Toynbee évoquait le fameux "chevaucher le tigre" pour cette période de désordre et de chaos (qu'il désignait sous l'expression "Le temps des troubles") entre l'effondrement de la civilisation et l'attente, voire la création de celle qui doit suivre. L'expression a bien entendu un rapport avec le travail du néotrationaliste, Julius Evola, qui en fit le titre d'un de ses derniers livres ; elle vient des Anciens de la tradition taoïste en Chine et nous dit parfaitement de quoi il s'agit, qui est de "traverser" la GrandeCrise comme on monte un tigre furieux s'élançant dans les éléments déchaînés :
« Les sages taoïstes désignent le travail sur soi par l'expression "chevaucher le tigre". Le tigre représente à leurs yeux cette force irrépressible qui fait mourir et renaître en permanence tous les êtres.» En travaillant sur soi, on ose affronter le tigre au lieu de fuir, on bondit sur son dos, on l'enfourche et on se fond dans sa force pour mieux orienter celle-ci pendant que s'éveille peu à peu la conscience de notre identité avec lui. »
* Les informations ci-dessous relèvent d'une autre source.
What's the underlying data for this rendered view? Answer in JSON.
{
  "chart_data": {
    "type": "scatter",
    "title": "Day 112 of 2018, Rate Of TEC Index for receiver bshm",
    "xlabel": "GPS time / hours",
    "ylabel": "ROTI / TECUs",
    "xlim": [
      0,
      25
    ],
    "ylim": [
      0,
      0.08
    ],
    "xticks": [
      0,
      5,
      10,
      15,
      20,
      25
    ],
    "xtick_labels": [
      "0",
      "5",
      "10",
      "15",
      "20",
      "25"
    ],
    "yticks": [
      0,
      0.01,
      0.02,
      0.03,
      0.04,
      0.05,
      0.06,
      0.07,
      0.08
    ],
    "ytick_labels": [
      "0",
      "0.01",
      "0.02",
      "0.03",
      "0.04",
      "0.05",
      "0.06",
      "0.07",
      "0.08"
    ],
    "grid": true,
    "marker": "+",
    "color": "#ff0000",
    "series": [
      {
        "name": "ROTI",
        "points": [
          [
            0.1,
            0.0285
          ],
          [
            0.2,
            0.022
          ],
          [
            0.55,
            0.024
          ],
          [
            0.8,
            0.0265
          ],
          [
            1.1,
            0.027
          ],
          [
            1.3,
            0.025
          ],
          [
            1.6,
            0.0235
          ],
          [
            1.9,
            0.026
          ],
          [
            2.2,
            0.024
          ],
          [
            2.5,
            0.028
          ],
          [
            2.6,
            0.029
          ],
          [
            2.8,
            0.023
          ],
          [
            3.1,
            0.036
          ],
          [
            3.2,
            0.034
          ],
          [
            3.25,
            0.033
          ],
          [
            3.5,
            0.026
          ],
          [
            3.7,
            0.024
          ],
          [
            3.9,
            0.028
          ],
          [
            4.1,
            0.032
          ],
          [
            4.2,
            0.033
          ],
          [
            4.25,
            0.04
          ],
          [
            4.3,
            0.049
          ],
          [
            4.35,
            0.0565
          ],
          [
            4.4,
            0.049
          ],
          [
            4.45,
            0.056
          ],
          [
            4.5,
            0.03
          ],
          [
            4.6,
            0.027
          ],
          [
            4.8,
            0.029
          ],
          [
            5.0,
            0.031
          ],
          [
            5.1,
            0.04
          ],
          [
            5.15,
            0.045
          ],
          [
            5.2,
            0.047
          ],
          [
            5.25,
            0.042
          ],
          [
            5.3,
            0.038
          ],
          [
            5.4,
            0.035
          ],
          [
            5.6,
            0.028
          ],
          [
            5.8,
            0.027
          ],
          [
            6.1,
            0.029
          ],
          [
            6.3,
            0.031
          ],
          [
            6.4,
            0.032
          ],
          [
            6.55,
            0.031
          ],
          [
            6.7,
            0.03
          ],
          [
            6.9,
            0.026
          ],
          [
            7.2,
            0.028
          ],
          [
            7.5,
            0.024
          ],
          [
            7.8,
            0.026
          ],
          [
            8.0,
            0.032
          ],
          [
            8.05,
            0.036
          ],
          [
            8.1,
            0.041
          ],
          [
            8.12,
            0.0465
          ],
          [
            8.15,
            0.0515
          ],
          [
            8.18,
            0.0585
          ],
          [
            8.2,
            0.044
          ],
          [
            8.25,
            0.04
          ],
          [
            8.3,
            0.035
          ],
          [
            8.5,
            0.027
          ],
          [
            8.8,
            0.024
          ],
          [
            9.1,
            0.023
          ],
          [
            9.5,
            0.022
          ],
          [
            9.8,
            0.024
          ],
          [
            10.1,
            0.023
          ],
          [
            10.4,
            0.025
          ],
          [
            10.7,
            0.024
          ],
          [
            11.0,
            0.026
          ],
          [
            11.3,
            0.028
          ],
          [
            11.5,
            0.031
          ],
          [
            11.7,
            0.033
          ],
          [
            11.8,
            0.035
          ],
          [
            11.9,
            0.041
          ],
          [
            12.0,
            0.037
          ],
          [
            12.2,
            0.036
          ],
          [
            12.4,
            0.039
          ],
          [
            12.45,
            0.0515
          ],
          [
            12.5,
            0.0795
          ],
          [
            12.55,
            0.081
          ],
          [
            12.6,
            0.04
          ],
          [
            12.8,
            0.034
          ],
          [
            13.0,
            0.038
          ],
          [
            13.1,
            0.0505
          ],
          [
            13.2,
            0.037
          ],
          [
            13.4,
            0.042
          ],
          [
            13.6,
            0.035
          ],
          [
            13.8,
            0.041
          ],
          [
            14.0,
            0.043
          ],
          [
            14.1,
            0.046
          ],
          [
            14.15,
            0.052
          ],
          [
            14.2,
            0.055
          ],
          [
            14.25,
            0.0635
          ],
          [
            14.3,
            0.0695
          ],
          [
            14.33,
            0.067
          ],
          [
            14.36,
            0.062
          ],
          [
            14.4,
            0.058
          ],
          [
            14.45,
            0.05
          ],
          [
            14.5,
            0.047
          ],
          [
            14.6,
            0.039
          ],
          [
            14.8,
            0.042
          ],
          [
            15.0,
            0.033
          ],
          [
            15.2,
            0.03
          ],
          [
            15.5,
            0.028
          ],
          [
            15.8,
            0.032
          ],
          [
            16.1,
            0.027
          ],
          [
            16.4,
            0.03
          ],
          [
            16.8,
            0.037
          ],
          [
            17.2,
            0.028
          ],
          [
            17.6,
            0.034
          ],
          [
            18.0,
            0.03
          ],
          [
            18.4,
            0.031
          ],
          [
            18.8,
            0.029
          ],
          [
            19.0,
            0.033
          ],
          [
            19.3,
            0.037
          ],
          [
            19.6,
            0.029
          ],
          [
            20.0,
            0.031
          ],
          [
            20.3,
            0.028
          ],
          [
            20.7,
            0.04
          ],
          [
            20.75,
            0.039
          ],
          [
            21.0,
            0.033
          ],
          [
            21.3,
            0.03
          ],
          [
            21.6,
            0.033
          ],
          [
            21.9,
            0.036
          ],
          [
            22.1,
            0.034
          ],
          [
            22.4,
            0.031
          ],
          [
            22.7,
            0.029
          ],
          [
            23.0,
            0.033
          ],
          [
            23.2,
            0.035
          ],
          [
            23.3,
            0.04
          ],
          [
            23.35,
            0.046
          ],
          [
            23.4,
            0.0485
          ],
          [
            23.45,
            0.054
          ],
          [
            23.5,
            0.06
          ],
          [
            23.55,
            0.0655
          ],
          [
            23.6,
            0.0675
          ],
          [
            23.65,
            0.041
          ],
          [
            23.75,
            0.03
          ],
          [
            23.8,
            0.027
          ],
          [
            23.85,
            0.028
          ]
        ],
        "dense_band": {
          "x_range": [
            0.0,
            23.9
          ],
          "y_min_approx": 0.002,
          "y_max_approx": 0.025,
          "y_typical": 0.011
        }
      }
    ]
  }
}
La phrase qui nous importe est bien le résultat de l'audace d'enfourcher le tigre emporté dans sa furieuse colère : « et on se fond dans sa force pour mieux orienter celle-ci » et l'on « s'éveille peu à peu [à] la conscience de notre identité avec lui ». Il s'agit bien sûr de considérer ces propos en relation avec les événements qui nous touchent et nous dévastent, notamment en faisant appel à l'enseignement de Sun Tzu, autre sage chinois et maître en stratégie, qui ne cessait d'expliquer comment acquérir une force que l'on n'avait pas en utilisant la force de son adversaire contre lui-même, - ou mieux encore, la "force de la crise" contre elle-même, pour l'orienter en l'accélérant vers une plus grande dévastation de la civilisation qui s'effondre, qui n'a plus rien à offrir sinon de la malveillance et de la tromperie, de l'esthétique faussée et du carnage de nos mœurs et coutumes..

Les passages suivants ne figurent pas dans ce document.